Reddit demographic in large is vocal but lot will not actually be a threat to leave.
Reddit has lost 2/3 of their valuation in less than a year, and that was before the protests. That’s not a success kind of metric. And that number is from the institutional investors saying how much they’re marking down their investments - it’s not like some people trying to tank the stock.
Basically, the metrics which have not not all been made public have made the people and institutions with a collective billions of dollars already invested in the company are the ones saying it’s in the basement.

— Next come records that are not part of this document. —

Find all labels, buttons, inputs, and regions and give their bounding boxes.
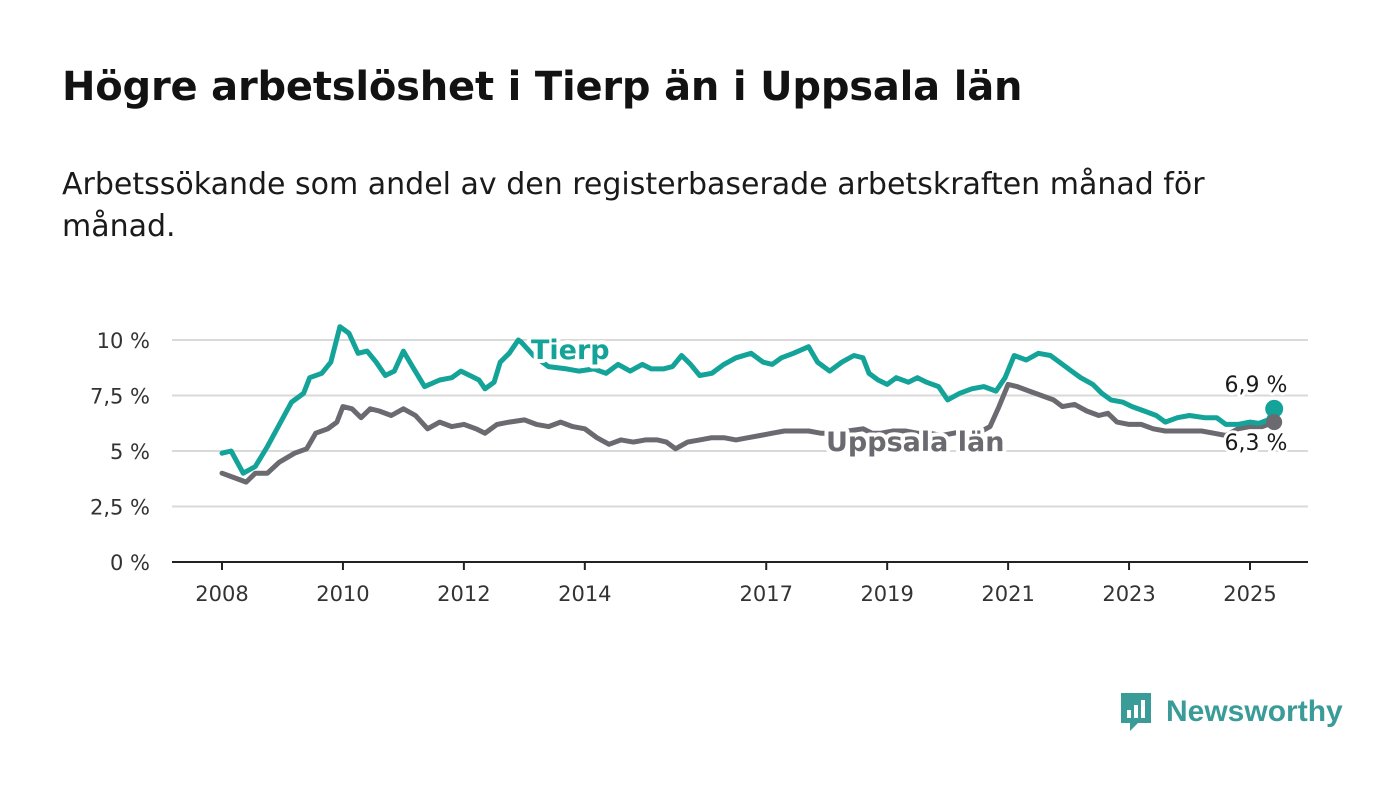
series-line-uppsala [219,381,1277,485]
x-tick-label: 2017 [740,582,793,606]
newsworthy-logo-text: Newsworthy [1166,695,1343,728]
x-tick-label: 2012 [437,582,490,606]
x-tick-label: 2025 [1223,582,1276,606]
x-tick-label: 2023 [1102,582,1155,606]
end-value-label-uppsala: 6,3 % [1225,431,1288,456]
x-tick-label: 2010 [316,582,369,606]
series-line-tierp [219,324,1277,476]
end-point-uppsala [1266,414,1283,431]
y-tick-label: 10 % [97,329,150,353]
newsworthy-logo-icon [1121,693,1151,731]
y-tick-label: 7,5 % [90,385,150,409]
chart-subtitle: Arbetssökande som andel av den registerb… [62,167,1205,244]
series-label-tierp: Tierp [531,335,610,366]
y-tick-label: 0 % [110,551,150,575]
x-tick-label: 2019 [860,582,913,606]
y-tick-label: 5 % [110,440,150,464]
x-tick-label: 2008 [195,582,248,606]
series-label-uppsala: Uppsala län [826,427,1004,458]
end-point-tierp [1265,399,1284,418]
y-tick-label: 2,5 % [90,496,150,520]
chart-title: Högre arbetslöshet i Tierp än i Uppsala … [62,64,1023,110]
x-tick-label: 2014 [558,582,611,606]
x-tick-label: 2021 [981,582,1034,606]
end-value-label-tierp: 6,9 % [1225,373,1288,398]
newsworthy-logo: Newsworthy [1118,690,1343,734]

However a LOT of that was from being over-inflated in the first place from during the pandemic when everything Internet was up, vs. now when everything Internet is a bit down. I agree that there is still a story there, about greed and how Huffman probably could have gotten his IPO if he hadn't held out for even more above what it was worth - one bird in the hand being worth two in the bush and all that.
But that is a slightly different story than what we all are dying to know: what is the devaluation since the time of the protests? And that in turn is complicated by e.g. traffic statistics somehow going up since that time (how much of that is due to activities of people deleting their content though? each and every API request for deletion, and especially additional requests for overwriting, plus more besides to monitor the situation e.g. confirm removal, all count as "traffic", which I'm sure Reddit will still label as if due to positive rather than negative interest in the site and thus present to advertisers as "user engagement"; plus separately how much traffic has been added from
other types of bots in general as well?), and then ofc r/place just so happened to obscure any traffic stat effects lately... awfully convenient timing for that, one presumes...
It will be interesting to see what that number is, when it becomes available.